I think most singing characters are animated without enough tension in their bodies and I think it's because we haven't understood this properly.
(3/11) By way of example, I want to analyze this clip of @benSPLATT singing Somewhere at the Grammys. The whole thing is phenomenal, but I want to focus on the section from 1:08-1:22.

(4/11) Inhale:

-This whole section is done on one breath. Physicality changes as we get further away from the breath.

-A proper singing breath starts low and expands the stomach. If we start low, we can transition to a shoulder breath by the end of the song to show change.
(5/11) Push & Torque

Push: the neck pushes forward and the head lifts. Usually the chest is rotating back slightly and the hips are rotating forward.

Torque: tilt + twist. Look at head rotating against shoulders. Like tightening a spring where the release is the exhale/inhale.
(6/11) The torque may change direction while holding a vowel sound, but singers pretty much always push and ease through a whole vowel. Stop pushing, stop moving, or cut this off too soon and you show the audience that you're faking it.
(7/11) Then, a relax/anticipation on the consonant to start.

This section also adds a squeeze, where we see the shoulders come up to support the torque. This is another way of adding tension and showing that a character is WORKING to sing.

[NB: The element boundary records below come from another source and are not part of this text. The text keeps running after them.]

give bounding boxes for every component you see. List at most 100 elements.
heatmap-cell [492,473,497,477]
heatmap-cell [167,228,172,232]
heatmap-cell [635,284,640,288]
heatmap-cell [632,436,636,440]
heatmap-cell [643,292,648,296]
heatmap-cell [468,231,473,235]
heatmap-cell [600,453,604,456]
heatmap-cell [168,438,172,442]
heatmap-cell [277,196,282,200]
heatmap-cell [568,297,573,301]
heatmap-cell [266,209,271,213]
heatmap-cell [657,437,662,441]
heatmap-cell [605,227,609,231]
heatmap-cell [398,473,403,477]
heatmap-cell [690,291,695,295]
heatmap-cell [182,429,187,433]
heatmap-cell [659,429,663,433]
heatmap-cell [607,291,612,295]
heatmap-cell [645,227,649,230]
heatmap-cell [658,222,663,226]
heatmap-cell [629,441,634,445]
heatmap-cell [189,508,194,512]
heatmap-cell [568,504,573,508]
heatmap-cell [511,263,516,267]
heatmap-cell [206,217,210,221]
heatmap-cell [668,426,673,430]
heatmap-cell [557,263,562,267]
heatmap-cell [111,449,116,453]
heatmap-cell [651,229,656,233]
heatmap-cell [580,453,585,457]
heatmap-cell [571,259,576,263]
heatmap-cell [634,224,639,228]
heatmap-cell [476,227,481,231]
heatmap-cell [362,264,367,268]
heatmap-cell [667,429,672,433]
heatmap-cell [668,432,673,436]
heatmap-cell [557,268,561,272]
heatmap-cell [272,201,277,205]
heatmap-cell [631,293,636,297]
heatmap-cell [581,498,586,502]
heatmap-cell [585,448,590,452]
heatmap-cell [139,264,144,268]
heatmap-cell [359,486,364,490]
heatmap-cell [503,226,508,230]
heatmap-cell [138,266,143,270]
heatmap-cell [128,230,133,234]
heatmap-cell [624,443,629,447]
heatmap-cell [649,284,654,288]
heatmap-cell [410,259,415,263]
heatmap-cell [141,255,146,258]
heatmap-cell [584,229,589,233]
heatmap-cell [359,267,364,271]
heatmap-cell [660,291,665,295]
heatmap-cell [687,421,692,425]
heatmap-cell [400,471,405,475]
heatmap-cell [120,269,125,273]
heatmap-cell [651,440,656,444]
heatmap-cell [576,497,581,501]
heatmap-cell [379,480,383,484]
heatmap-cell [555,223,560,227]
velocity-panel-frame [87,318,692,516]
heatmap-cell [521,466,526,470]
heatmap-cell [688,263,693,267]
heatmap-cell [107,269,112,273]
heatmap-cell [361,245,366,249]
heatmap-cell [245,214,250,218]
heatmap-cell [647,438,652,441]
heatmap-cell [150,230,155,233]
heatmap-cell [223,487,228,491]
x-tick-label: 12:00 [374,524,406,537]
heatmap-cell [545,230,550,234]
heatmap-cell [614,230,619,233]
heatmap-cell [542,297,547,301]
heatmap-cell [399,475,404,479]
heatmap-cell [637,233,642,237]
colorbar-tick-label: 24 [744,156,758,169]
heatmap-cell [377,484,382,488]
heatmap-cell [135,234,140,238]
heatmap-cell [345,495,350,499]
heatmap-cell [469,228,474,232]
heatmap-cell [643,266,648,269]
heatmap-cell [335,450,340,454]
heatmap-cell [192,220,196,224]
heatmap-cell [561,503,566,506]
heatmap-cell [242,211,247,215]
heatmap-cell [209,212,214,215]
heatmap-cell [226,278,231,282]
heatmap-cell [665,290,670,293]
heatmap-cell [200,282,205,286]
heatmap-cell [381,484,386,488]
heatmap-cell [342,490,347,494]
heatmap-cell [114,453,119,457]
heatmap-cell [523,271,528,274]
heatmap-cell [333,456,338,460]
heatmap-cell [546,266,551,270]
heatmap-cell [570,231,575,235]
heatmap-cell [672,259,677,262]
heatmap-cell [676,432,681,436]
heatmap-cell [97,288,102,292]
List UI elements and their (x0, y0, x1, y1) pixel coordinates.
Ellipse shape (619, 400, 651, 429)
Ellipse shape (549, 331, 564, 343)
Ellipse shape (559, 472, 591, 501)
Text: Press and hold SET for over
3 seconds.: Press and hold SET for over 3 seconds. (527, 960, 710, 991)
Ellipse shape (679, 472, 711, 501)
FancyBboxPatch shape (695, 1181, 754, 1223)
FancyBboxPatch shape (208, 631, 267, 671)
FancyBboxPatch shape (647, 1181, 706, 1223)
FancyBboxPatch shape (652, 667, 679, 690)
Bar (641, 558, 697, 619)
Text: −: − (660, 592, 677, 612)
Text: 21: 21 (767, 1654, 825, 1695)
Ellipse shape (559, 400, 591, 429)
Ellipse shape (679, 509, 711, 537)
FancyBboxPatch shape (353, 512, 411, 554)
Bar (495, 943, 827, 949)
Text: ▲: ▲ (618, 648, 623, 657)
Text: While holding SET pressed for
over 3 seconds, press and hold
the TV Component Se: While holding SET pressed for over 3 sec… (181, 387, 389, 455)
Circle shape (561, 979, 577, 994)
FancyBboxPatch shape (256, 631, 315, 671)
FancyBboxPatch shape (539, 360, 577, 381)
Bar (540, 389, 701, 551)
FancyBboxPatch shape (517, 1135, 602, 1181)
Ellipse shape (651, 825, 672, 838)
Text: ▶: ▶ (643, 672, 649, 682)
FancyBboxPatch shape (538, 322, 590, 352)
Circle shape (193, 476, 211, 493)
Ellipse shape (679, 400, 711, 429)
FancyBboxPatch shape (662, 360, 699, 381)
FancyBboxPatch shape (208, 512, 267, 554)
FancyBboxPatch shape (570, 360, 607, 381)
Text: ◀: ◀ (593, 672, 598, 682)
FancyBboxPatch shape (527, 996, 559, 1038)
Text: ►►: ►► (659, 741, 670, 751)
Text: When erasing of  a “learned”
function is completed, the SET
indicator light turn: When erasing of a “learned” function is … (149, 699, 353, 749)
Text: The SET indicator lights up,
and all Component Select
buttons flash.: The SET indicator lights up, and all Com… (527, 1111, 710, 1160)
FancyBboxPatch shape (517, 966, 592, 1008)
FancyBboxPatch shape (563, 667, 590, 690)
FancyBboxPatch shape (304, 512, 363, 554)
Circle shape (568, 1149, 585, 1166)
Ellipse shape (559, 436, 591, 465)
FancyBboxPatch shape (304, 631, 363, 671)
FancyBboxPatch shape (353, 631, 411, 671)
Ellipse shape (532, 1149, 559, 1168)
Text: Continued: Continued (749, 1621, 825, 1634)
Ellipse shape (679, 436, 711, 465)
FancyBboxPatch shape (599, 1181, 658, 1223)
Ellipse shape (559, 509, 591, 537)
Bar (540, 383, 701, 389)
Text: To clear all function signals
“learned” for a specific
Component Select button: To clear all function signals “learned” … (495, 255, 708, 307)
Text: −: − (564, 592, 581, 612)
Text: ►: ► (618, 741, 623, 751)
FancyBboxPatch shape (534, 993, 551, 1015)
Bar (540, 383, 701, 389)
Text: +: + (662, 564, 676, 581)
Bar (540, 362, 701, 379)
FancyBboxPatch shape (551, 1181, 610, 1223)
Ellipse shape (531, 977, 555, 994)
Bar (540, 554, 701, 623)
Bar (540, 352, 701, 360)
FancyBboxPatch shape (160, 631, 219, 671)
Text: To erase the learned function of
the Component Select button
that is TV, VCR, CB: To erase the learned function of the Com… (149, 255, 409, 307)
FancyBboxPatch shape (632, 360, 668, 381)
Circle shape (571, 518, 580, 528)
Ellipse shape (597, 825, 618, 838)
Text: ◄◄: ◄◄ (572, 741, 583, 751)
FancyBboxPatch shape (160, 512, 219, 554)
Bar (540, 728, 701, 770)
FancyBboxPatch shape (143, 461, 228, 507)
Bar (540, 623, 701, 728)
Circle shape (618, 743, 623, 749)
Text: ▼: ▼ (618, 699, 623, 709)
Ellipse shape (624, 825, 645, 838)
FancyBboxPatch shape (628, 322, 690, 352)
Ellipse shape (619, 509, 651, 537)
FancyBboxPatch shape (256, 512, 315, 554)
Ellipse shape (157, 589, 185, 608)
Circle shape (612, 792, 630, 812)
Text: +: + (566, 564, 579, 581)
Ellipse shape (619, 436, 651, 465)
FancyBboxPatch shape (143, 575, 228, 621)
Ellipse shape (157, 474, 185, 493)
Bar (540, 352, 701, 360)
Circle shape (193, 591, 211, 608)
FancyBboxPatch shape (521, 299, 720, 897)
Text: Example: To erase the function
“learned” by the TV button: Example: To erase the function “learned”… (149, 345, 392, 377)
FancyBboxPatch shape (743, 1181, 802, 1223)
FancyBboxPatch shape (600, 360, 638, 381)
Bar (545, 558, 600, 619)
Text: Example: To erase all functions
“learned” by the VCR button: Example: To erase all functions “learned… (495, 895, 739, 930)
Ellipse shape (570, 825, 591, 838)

Again, easing through the vowel.
(8/11) To my original point, as we progress away from the breath, we see more tension:

-Antics start to get smaller
-Working harder to get push/torque (see neck/face tension)
-Parts of the body move more as a unit and there is less offset drifting of parts against one another
(9/11) As with the last section, everything is becoming tighter. Antics are smaller, pushes and torques are effortful and holistic.

Because the relaxes are getting smaller, the pushes are compounding without being reset and there is an overall progression forward.
(10/11) These last two accents are the tightest of all, with barely any anticipation or drift of parts against one another. We have made meaningful progress forward and next will come a new breath.
(11/11) Keeping this physicality in mind lets you use the physicality of singing to heighten the emotion. The choice to do this all in one breath is a CHOICE and has a different emotional impact than breathing elsewhere.

Thank you for coming to my TED talk.